Windows Notepad’s midlife renaissance continues with spellcheck and autocorrect


Enlarge / “Notepad.exe but with spellcheck” looks pretty much exactly like you’d expect it to.

Microsoft

Whatever else you can say about Windows 11—and whatever you think about its pushy tendencies and the Copilot feature that has been rolled out to pretty much everyone despite being labeled a “preview”—the operating system has ushered in a bit of a renaissance for decades-old built-in apps like Paint and Notepad.

Notepad’s development in particular has been striking; it had gotten small under-the-hood updates over the years, but in many ways, the version that was still in Windows 11 at launch in 2021 was the same app that Microsoft shipped with Windows XP, Windows 95, Windows 3.1, or even Windows 1.0.

An updated version of Notepad currently rolling out to Windows Insiders in the Canary and Dev channels is adding two more modern features to the old app: spellcheck and autocorrect. Per usual, spellcheck in Notepad highlights misspellings with red squiggly underlines, and right-clicking the word or pressing Shift + F10 will pop up a short menu of suggested fixes.

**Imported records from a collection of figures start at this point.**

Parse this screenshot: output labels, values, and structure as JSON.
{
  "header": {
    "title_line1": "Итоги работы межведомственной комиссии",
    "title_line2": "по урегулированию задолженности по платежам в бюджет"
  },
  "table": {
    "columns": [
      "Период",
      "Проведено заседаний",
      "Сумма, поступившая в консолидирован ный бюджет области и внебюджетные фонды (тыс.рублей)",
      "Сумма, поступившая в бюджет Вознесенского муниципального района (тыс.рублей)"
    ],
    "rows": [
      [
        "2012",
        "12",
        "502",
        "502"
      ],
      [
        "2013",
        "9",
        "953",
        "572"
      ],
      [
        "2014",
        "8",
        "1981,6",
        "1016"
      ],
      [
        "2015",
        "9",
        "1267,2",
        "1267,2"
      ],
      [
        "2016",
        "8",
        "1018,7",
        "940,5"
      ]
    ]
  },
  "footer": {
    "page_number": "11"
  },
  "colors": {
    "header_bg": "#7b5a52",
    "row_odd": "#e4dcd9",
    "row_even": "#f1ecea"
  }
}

Recognizing that Notepad is often used to view or edit log or config files, Microsoft says that spellcheck “is off by default in log files and other file types typically associated with coding.” Spellcheck can be enabled or disabled for any given file type (or for individual files) in Notepad’s settings. Individual words can also be ignored in that document or added to your dictionary so they’ll always be ignored in every document you open.

If you’re upgrading from the Windows 10 version of Notepad, the spellcheck and autocorrect features join the tabbed interface, redesigned Settings screen, an auto-resume feature, and a handful of other tricks that the app has learned throughout Windows 11’s development.

Notepad is still well short of becoming a rich text editor, but there’s room for it to pick up a few more basic text and document editing features since Microsoft formally killed off WordPad in a recent Windows 11 update. Unlike Notepad, WordPad had been mostly left alone since a Windows 7-era refresh that added a user interface ribbon like the one in the (then-current) Office 2007 update. For free-of-charge rich text editing, Microsoft pushes users toward the online version of Microsoft Word instead.

Microsoft is currently testing Windows 11 24H2 in the Canary and Dev Windows Insider channels, a preview of this fall’s major update that will mark the operating system’s third anniversary. Updates to Notepad and other apps could roll out before then, though, in keeping with Microsoft’s “release them when they’re ready” approach to feature additions in the Windows 11 era.

Windows Insiders also got some new Paint features earlier this month; Microsoft tweaked the way the brush size selector works and has added the option to designate one of your image layers as the background layer. Wonders never cease.